I don’t see how that’s different from the Go situation then. Just as well, you can say “values may be used to model exceptional behaviour”. But my point is that Rust is closer to Go than to Java in its treatment of errors. Exceptions were invented for error handling, sum types weren’t. The difference between Go and Rust is that values in Rust are more expressive, where, as I wrote in the original comment, the Go convention is to encode sum types as product types, because it doesn’t have support for the former and task the programmer with differentiating between variants (
if err != nil
). The two languages in this area are doing essentially the same thing, but one has a compiler-assisted mechanism for doing this general thing (not made specifically for errors, but, again, just a certain class of values that’s often encountered in practice). You may observe a similar phenomenon in Rob Pike’s Lisp implementation in Go, where he encodes a sum type (atom XOR list) as a product type - exactly the same thing as happens with error handling in Go, but demonstrating that it’s more general.I use guru for this, which allows tacking on a guru meditation number/error code to an error (such as HTTP status codes), and a little wrapper to handle it:
Can someone help me understand why, in both this article and the referenced golang.org article, they chose to solve a code-duplication problem with an interface? A function seems like a more obvious solution to me. An interface would make sense to me if you wanted to vary the behavior of WithError at runtime, but that doesn’t seem to be the case.

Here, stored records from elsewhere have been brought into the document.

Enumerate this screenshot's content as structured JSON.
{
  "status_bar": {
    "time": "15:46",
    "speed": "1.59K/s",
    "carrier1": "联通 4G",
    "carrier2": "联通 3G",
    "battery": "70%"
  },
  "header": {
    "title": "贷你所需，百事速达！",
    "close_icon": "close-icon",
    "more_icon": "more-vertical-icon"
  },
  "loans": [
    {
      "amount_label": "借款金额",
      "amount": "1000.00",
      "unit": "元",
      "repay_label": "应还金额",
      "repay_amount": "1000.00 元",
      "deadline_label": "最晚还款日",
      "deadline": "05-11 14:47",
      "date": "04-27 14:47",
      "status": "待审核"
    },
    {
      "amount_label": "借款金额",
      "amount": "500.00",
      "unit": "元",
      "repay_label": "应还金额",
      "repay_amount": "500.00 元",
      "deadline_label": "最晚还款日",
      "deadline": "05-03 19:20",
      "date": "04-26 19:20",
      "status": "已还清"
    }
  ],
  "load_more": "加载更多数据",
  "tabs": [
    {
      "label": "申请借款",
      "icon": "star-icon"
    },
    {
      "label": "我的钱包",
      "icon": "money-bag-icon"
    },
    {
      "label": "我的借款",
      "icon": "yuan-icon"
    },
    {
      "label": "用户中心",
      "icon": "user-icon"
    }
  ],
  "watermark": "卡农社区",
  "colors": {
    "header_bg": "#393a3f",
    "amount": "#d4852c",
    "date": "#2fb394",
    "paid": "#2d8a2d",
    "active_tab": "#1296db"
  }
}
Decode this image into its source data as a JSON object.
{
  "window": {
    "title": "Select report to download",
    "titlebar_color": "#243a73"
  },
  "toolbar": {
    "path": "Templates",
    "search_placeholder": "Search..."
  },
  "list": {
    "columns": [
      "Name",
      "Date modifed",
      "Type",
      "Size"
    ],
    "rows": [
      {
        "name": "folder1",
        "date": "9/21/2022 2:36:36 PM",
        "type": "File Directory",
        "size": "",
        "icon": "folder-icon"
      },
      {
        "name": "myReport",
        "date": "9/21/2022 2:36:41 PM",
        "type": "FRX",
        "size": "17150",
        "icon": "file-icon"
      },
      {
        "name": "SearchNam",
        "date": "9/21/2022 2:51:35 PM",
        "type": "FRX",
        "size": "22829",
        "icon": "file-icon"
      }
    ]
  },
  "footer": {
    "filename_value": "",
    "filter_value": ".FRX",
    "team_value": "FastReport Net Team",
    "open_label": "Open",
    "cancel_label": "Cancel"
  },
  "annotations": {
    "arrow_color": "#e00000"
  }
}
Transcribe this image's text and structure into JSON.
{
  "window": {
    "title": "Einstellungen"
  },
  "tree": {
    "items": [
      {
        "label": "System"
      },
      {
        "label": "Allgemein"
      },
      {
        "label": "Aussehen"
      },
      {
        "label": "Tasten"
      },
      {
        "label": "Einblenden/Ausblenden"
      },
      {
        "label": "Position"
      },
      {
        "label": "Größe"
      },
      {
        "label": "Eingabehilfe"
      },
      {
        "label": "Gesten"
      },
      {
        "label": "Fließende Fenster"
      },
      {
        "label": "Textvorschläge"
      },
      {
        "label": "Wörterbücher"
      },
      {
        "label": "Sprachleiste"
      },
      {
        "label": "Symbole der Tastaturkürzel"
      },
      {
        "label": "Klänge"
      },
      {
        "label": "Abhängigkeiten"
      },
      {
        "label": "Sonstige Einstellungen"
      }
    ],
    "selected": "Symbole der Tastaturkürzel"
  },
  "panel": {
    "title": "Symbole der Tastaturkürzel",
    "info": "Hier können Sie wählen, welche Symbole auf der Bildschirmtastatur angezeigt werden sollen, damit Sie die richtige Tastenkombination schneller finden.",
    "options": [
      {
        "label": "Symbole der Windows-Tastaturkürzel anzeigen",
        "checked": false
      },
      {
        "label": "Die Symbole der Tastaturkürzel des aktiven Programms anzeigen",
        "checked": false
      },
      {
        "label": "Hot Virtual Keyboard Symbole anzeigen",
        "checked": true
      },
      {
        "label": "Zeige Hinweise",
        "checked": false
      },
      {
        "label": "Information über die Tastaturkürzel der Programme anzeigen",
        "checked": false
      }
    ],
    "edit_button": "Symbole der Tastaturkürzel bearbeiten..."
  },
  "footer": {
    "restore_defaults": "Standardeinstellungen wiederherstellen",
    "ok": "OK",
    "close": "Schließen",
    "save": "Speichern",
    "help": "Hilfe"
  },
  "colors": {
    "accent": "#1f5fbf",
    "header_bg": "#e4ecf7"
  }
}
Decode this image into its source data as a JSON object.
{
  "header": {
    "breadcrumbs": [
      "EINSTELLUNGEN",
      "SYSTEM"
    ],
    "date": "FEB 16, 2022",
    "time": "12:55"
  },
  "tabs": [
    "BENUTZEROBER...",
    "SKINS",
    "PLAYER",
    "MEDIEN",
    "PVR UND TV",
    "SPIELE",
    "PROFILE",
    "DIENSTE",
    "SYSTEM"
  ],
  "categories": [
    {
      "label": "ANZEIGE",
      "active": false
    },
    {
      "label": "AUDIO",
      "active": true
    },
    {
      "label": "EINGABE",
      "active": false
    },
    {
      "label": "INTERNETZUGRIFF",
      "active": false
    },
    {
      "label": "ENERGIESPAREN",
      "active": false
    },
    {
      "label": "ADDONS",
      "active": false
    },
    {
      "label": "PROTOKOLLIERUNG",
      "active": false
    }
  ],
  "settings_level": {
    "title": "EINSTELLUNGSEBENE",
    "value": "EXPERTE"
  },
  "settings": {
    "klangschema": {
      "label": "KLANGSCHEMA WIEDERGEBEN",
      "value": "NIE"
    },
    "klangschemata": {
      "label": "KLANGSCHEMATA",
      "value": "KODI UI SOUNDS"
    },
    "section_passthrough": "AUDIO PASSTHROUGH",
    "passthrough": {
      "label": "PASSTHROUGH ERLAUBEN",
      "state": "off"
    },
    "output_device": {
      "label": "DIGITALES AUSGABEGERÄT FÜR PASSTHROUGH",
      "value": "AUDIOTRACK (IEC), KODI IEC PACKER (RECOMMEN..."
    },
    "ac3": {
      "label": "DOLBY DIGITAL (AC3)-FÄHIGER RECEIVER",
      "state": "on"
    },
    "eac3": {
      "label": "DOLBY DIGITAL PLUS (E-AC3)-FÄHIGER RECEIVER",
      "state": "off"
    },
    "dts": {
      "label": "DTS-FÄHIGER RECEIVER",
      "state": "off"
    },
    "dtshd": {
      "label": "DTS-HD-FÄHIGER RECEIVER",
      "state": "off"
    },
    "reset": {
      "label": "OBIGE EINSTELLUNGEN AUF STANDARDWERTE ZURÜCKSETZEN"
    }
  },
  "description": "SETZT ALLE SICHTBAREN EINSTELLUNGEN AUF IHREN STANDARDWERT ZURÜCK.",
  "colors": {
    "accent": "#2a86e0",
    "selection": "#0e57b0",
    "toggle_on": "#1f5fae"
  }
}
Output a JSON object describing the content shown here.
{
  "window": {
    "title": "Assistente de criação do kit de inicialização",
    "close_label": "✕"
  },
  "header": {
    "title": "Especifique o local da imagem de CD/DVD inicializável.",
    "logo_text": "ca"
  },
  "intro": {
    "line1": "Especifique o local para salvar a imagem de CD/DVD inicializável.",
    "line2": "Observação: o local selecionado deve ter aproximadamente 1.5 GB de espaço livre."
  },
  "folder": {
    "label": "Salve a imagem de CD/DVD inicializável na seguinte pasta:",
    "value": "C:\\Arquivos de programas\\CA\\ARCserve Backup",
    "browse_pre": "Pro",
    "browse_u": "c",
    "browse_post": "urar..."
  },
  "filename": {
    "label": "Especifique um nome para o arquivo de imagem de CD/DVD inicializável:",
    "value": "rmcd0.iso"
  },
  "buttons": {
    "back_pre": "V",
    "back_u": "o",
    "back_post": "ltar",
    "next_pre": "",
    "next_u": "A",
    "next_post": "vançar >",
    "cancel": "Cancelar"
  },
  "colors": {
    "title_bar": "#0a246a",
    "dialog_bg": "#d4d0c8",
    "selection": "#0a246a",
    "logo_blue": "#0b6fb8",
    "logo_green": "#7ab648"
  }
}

Could you elaborate more on what are you specifically asking about? Both the articles are quite big, I’m not sure which part of them are you referring to in particular. You seem to mention WithError - are you asking why WithError returns a http.HandlerFunc? If yes, that’s most probably to make it easy to use where a HandlerFunc is needed. But what do you mean by “code-duplication problem” or “a function […] solution” then? If not, I’m even more confused what is it that you’re trying to understand… Maybe you could call out specific function names and types to help me anchor your question?
Thanks. I really meant to ask why they chose to let viewRecord return an error in order to remove the repetition, rather than just calling a function like WithError directly from inside viewRecord. It starts under heading “Simplifying repetitive error handling” in the golang.org article.